The DR Series system supports the following file system protocols. The Rapid Data Access (RDA) protocols below provide a logical disk interface that can be used with network storage devices to store data and support data storage operation.
The Network File System (NFS) is a file system protocol that is designated to be a file server standard, and its protocol uses the Remote Procedure Call (RPC) method of communication between computers. Clients can access files via the network similar to the way that local storage is accessed.
NFS is a client-server application in which a client can view, store, and update files on a remote system just like they are working on a local system. System or Network Administrators can mount all or a portion of a file system, and the file system (or portion) that is mounted can be accessed using the privileges assigned to each file.
NOTE: If you want to do a mount on AIX, you must set the nfs_use_reserved_ports and portcheck parameters first. The parameters cannot be set to 0. For example: root@aixhost1 / # nfso -po portcheck=1 root@aixhost1 / # nfso -po nfs_use_reserved_ports=1
The Common Internet File System (CIFS) remote file access protocol is supported by the DR Series system, and is also known as a Server Message Block (SMB). SMB occurs more commonly than the Network File System (NFS) protocol on systems that run the Microsoft Windows operating system. CIFS allows programs to request files or services on remote computers.
CIFS also uses the client-server programming model, whereby the client requests access to a file or passes a message to a program running on the server. Servers review all requested actions and return a response. CIFS is a public (or open) variation of the SMB that was originally developed and used by Microsoft.
NOTE: For complete details on CIFS feature restrictions, see the DR Series System Interoperability Guide, at support.quest.com/dr-series.

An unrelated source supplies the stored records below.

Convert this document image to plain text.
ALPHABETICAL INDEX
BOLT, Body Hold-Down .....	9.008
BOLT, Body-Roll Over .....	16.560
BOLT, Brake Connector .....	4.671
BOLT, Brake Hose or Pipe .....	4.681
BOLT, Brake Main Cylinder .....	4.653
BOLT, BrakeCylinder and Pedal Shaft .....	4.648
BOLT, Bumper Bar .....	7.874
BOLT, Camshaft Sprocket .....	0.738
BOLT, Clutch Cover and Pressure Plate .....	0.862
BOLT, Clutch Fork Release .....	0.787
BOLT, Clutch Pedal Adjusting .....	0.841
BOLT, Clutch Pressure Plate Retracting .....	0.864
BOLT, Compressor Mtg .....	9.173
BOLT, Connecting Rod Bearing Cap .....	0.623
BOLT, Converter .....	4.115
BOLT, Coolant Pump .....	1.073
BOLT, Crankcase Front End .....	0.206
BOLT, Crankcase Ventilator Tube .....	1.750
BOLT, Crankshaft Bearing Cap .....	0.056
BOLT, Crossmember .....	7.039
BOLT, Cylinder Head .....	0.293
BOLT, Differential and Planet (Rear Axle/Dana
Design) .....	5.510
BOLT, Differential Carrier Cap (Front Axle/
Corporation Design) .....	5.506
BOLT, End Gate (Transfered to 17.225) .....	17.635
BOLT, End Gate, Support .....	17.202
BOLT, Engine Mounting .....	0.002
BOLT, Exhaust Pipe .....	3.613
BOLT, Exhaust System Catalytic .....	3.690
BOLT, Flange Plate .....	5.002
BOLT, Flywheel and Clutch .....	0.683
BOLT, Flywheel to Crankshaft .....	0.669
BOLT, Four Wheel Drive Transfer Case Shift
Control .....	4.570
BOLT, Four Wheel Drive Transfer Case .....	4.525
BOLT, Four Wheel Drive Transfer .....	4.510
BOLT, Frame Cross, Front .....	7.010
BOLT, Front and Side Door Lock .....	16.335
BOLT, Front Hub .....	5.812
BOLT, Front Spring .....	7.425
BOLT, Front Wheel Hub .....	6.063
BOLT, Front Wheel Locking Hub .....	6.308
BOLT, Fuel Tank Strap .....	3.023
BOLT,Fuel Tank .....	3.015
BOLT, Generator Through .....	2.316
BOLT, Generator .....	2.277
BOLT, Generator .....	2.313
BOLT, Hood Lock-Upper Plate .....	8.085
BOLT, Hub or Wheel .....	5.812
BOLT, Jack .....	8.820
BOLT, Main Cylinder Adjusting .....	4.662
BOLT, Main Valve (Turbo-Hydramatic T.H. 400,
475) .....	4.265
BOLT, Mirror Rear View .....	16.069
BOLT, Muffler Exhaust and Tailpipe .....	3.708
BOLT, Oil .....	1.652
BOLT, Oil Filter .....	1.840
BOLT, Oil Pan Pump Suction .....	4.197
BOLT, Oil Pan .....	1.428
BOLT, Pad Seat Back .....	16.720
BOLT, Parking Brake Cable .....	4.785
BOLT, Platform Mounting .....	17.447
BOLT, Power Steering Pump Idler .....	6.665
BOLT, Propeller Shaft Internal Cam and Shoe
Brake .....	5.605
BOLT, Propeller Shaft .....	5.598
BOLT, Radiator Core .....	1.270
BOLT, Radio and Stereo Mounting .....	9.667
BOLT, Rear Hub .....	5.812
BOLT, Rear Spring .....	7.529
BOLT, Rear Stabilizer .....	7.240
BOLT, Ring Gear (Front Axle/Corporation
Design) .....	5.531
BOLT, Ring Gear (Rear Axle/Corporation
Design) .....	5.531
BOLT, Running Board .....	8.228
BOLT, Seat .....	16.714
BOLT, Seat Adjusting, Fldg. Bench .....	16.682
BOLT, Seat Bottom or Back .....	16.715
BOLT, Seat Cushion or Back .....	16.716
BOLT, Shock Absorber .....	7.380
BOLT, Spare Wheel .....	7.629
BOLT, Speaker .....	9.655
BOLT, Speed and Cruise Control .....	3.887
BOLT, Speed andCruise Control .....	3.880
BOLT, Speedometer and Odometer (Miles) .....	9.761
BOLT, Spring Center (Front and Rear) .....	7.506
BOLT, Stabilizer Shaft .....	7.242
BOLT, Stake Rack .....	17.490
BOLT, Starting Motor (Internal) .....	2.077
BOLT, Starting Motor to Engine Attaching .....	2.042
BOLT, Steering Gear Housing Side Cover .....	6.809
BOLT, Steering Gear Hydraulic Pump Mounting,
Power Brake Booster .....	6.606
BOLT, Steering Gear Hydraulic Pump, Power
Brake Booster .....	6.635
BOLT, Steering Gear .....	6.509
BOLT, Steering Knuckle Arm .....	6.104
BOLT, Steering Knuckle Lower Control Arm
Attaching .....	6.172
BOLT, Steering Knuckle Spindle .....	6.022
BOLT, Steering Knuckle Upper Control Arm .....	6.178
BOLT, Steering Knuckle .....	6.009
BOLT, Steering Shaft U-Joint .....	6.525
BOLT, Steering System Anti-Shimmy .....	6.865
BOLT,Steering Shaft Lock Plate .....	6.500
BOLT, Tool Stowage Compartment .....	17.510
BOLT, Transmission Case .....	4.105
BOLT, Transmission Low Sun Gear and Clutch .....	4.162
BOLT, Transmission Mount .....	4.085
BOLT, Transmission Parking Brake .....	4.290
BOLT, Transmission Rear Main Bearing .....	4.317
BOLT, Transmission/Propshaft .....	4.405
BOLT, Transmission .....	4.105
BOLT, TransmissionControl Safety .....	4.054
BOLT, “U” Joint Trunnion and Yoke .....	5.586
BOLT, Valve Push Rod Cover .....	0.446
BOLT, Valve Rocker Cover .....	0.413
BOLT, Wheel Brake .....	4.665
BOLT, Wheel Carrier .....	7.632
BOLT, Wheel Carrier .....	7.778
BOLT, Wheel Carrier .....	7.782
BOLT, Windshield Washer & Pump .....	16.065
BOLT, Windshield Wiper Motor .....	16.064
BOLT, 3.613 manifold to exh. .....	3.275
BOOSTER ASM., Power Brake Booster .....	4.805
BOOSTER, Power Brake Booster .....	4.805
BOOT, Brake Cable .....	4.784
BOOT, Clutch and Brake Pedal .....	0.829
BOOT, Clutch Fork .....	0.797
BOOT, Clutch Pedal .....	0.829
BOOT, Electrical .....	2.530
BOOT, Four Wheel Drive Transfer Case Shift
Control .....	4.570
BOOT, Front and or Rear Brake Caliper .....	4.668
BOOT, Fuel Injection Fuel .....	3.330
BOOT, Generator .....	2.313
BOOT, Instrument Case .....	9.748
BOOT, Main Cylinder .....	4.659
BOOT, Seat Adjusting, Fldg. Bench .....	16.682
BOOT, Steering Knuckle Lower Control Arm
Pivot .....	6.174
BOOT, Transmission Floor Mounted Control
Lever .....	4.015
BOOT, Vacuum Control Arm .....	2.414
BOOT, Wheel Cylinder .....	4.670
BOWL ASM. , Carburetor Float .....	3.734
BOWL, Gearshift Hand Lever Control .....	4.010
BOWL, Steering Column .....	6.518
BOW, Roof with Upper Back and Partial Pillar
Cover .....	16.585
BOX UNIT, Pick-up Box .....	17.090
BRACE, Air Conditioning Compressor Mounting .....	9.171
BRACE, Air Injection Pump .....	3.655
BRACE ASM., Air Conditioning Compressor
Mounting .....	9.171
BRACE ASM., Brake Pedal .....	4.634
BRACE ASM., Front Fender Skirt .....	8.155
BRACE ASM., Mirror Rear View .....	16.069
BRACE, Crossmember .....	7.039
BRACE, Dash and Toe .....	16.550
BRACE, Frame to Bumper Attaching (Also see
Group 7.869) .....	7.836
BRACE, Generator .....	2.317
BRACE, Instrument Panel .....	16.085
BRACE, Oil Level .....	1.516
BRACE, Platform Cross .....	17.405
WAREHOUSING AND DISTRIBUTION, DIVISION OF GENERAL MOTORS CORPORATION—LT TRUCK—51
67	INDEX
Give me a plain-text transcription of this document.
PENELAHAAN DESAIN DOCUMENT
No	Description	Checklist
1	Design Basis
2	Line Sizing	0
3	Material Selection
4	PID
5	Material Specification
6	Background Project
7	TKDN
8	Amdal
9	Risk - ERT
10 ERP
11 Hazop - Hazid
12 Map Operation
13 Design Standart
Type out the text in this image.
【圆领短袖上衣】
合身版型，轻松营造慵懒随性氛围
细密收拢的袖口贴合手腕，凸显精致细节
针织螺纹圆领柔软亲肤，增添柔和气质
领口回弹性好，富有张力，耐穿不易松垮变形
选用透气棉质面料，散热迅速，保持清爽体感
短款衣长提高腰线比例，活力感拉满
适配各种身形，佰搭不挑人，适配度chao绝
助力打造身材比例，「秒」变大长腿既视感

The DR Series system software supports the use of access control lists (ACLs) for CIFS and share-level permissions. By definition, an ACL is simply a list of permissions that can be associated with any network resource.
Each ACL can contain access control entries (ACEs) that define or describe the permissions for an individual user or a group of users. An ACL can consist of zero (meaning that all users have access) or a number of ACEs that define specific permissions on a per-user or per-group basis.